For many New Yorkers, navigating the city on a bike can be a risky proposition. Only a fraction of the city’s street infrastructure is conducive for safe cycling. And while the number of street fatalities dropped for the fourth consecutive year in 2017, the number of cyclist fatalities rose for the second straight year. In 2017, 4,942 cyclists were injured in collisions with motor vehicles, and another 28 were killed.
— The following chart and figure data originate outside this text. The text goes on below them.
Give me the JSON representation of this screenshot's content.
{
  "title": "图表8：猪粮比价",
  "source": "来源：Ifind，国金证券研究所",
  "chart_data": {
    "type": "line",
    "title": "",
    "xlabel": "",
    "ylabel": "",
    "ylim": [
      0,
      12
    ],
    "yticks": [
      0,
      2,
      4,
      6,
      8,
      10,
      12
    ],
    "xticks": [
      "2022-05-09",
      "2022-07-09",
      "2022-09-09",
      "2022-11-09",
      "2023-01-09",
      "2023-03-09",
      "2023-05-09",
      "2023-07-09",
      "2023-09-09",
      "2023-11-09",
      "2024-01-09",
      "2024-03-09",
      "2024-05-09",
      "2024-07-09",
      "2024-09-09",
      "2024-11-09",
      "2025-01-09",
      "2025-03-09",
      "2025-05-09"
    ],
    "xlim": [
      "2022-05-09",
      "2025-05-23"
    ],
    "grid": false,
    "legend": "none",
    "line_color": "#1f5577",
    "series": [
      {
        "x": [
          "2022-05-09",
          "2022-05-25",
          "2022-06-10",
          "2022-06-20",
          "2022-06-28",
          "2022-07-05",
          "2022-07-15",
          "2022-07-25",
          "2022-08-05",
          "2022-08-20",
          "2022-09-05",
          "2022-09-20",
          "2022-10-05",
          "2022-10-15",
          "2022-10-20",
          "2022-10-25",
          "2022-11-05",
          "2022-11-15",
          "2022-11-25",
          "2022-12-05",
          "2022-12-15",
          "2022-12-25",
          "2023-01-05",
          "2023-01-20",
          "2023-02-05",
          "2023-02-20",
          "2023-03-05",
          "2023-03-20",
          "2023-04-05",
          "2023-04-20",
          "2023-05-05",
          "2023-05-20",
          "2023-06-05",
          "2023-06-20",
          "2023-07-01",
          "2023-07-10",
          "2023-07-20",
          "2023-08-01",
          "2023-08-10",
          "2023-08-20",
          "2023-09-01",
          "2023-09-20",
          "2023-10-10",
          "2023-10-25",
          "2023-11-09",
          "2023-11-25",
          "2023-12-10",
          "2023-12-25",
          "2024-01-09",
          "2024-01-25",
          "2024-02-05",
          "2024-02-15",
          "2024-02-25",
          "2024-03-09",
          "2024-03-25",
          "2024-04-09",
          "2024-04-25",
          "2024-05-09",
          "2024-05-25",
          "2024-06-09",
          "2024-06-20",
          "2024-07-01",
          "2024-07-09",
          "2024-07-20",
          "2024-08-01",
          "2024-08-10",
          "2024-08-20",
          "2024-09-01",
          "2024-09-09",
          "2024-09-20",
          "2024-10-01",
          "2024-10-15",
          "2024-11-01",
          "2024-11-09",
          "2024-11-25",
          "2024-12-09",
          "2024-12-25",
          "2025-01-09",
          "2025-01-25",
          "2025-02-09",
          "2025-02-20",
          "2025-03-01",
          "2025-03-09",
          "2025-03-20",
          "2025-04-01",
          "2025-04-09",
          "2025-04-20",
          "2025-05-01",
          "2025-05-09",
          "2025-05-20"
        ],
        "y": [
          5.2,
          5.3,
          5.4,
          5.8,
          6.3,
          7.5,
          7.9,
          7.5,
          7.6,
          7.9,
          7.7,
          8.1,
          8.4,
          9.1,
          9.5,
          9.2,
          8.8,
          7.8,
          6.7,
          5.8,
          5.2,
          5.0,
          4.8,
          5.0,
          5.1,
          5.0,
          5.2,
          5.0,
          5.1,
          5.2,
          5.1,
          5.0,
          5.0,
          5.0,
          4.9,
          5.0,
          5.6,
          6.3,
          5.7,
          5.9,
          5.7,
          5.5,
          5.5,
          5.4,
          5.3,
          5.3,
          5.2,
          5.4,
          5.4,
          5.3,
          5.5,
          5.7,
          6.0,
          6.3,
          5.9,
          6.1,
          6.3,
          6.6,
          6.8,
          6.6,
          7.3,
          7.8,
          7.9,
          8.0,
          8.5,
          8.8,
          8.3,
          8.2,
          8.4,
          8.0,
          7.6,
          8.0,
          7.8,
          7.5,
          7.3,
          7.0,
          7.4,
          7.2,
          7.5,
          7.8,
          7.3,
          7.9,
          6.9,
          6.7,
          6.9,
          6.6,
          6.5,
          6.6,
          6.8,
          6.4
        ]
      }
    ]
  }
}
Yet despite the grim figures, commuting by bike in New York has become increasingly popular over the past couple of decades. Bike lanes were installed on the East River bridges in the late 1990s and early 2000s, and bike traffic has since grown by nearly seven-fold, according to the city’s Department of Transportation. Now, the department has released a sweeping proposal to make riding a bike more safe and more efficient between Manhattan and another borough: the Bronx.
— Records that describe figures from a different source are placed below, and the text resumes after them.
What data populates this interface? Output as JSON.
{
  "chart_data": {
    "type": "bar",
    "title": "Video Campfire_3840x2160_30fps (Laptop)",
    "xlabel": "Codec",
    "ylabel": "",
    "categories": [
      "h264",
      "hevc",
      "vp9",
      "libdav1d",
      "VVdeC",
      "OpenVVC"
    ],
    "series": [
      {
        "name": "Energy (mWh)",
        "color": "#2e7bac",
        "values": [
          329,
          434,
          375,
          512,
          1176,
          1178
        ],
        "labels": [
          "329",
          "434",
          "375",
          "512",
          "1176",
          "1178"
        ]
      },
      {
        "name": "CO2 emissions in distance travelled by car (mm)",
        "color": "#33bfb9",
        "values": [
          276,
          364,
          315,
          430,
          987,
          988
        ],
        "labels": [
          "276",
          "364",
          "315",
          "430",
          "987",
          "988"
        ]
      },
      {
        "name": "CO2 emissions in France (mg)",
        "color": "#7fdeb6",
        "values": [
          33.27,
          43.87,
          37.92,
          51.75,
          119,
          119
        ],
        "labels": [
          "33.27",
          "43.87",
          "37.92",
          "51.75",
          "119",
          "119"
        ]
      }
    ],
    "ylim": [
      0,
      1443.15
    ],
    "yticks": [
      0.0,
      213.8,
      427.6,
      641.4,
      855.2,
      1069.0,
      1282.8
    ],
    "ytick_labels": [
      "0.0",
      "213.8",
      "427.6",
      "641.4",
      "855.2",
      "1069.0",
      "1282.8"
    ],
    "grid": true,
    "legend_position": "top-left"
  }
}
The report, titled Connecting Communities: A Vision for the Harlem River Bridges, has been in the works since the spring of 2015. It proposes changes that would make all 13 crossings over the Harlem River more accessible to pedestrians and cyclists alike, including the addition of dedicated bike lanes on six key bridges: Washington University Heights, Broadway, Madison Avenue, 145th Street and Macombs Dam. 
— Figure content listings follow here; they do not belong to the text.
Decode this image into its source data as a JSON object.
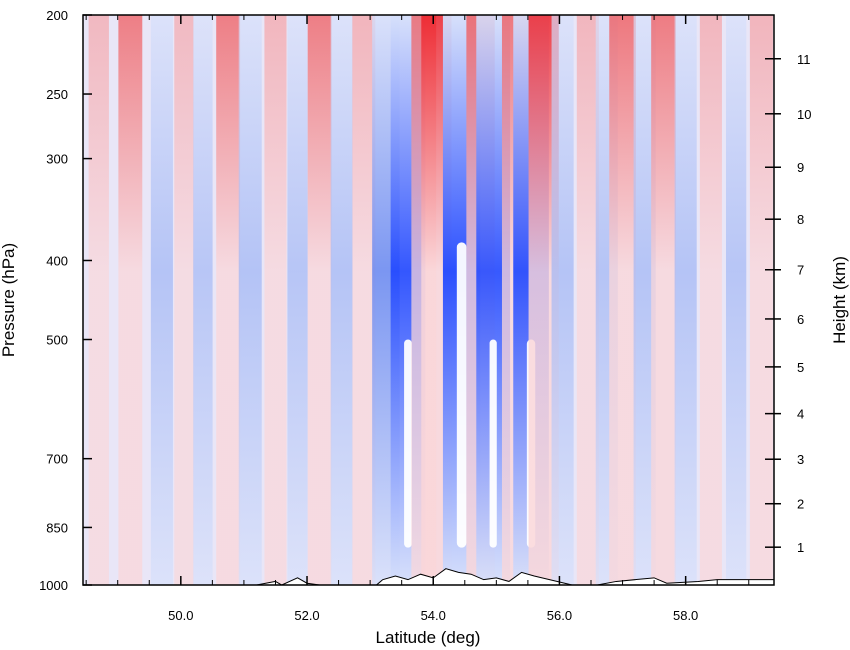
{
  "chart_data": {
    "type": "heatmap",
    "title": "",
    "xlabel": "Latitude (deg)",
    "ylabel_left": "Pressure (hPa)",
    "ylabel_right": "Height (km)",
    "xlim": [
      48.45,
      59.4
    ],
    "x_ticks": [
      "50.0",
      "52.0",
      "54.0",
      "56.0",
      "58.0"
    ],
    "x_tick_values": [
      50,
      52,
      54,
      56,
      58
    ],
    "y_scale": "log-pressure",
    "ylim_hpa": [
      1000,
      200
    ],
    "y_ticks": [
      "200",
      "250",
      "300",
      "400",
      "500",
      "700",
      "850",
      "1000"
    ],
    "y_tick_values": [
      200,
      250,
      300,
      400,
      500,
      700,
      850,
      1000
    ],
    "right_ticks": [
      "1",
      "2",
      "3",
      "4",
      "5",
      "6",
      "7",
      "8",
      "9",
      "10",
      "11"
    ],
    "right_tick_values_km": [
      1,
      2,
      3,
      4,
      5,
      6,
      7,
      8,
      9,
      10,
      11
    ],
    "colormap": [
      "#1f46ff",
      "#5b7ff0",
      "#9db4f5",
      "#d6e0fb",
      "#fbd6d8",
      "#f5a0a4",
      "#ef5558",
      "#ee1c24"
    ],
    "saturated_color": "#ffffff",
    "stripes": [
      {
        "lat": 48.7,
        "sign": 1,
        "amp": 0.35
      },
      {
        "lat": 49.2,
        "sign": 1,
        "amp": 0.55
      },
      {
        "lat": 49.7,
        "sign": -1,
        "amp": 0.45
      },
      {
        "lat": 50.05,
        "sign": 1,
        "amp": 0.3
      },
      {
        "lat": 50.35,
        "sign": -1,
        "amp": 0.3
      },
      {
        "lat": 50.75,
        "sign": 1,
        "amp": 0.55
      },
      {
        "lat": 51.1,
        "sign": -1,
        "amp": 0.5
      },
      {
        "lat": 51.5,
        "sign": 1,
        "amp": 0.45
      },
      {
        "lat": 51.85,
        "sign": -1,
        "amp": 0.35
      },
      {
        "lat": 52.2,
        "sign": 1,
        "amp": 0.55
      },
      {
        "lat": 52.55,
        "sign": -1,
        "amp": 0.45
      },
      {
        "lat": 52.9,
        "sign": 1,
        "amp": 0.5
      },
      {
        "lat": 53.25,
        "sign": -1,
        "amp": 0.75
      },
      {
        "lat": 53.6,
        "sign": -1,
        "amp": 1.15
      },
      {
        "lat": 53.85,
        "sign": 1,
        "amp": 0.6
      },
      {
        "lat": 54.05,
        "sign": 1,
        "amp": 0.9
      },
      {
        "lat": 54.45,
        "sign": -1,
        "amp": 1.3
      },
      {
        "lat": 54.75,
        "sign": 1,
        "amp": 0.8
      },
      {
        "lat": 54.95,
        "sign": -1,
        "amp": 1.1
      },
      {
        "lat": 55.3,
        "sign": 1,
        "amp": 0.7
      },
      {
        "lat": 55.55,
        "sign": -1,
        "amp": 1.2
      },
      {
        "lat": 55.75,
        "sign": 1,
        "amp": 0.9
      },
      {
        "lat": 56.05,
        "sign": -1,
        "amp": 0.45
      },
      {
        "lat": 56.45,
        "sign": 1,
        "amp": 0.45
      },
      {
        "lat": 56.75,
        "sign": -1,
        "amp": 0.45
      },
      {
        "lat": 57.0,
        "sign": 1,
        "amp": 0.7
      },
      {
        "lat": 57.35,
        "sign": -1,
        "amp": 0.45
      },
      {
        "lat": 57.65,
        "sign": 1,
        "amp": 0.6
      },
      {
        "lat": 58.0,
        "sign": -1,
        "amp": 0.45
      },
      {
        "lat": 58.4,
        "sign": 1,
        "amp": 0.45
      },
      {
        "lat": 58.8,
        "sign": -1,
        "amp": 0.35
      },
      {
        "lat": 59.2,
        "sign": 1,
        "amp": 0.5
      }
    ],
    "terrain_profile": {
      "lat": [
        48.45,
        51.2,
        51.5,
        51.6,
        51.85,
        52.0,
        52.2,
        53.1,
        53.2,
        53.4,
        53.6,
        53.8,
        54.0,
        54.2,
        54.4,
        54.6,
        54.8,
        55.0,
        55.2,
        55.4,
        55.6,
        56.2,
        56.6,
        56.9,
        57.5,
        57.7,
        58.2,
        58.5,
        59.4
      ],
      "p_hpa": [
        1000,
        1000,
        990,
        1000,
        980,
        995,
        1000,
        1000,
        985,
        975,
        985,
        970,
        980,
        955,
        965,
        970,
        985,
        980,
        990,
        965,
        975,
        1000,
        1000,
        990,
        980,
        995,
        990,
        985,
        985
      ]
    }
  }
}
“In addition to improving vehicular traffic flow and traffic safety for pedestrians, the goal of Connecting Communities is to identify a feasible new bicycle crossing roughly every 1 mile, so that no detour would require more than a 10-minute ride on a bicycle,” the report says.

The plan, which must still complete a lengthy approval process, doubles down on recent changes made to cycling infrastructure in the area, including the reconstruction of the High Bridge, safety improvements on East 138th Street in the Bronx and extending the bike route on Tremont and Sedgwick Avenues to connect to Roberto Clemente State Park. 

If the proposals go through as planned, DOT Commissioner Polly Trottenberg hopes they will have a similar impact on cycling culture as the East River bridge improvements had more than a decade ago. Bicycle ridership on those crossings grew from 3,000 to more than 20,000 trips per day since new bike lanes were added. 

“Part of Connecting Communities is dedicating DOT to a multi-year vision that makes traveling by foot or by bike from the Bronx to Manhattan (and vice versa) an attractive transportation option,” Trottenberg wrote in the report, “but our foremost priority is that crossing those bridges must continue to be safe for all.”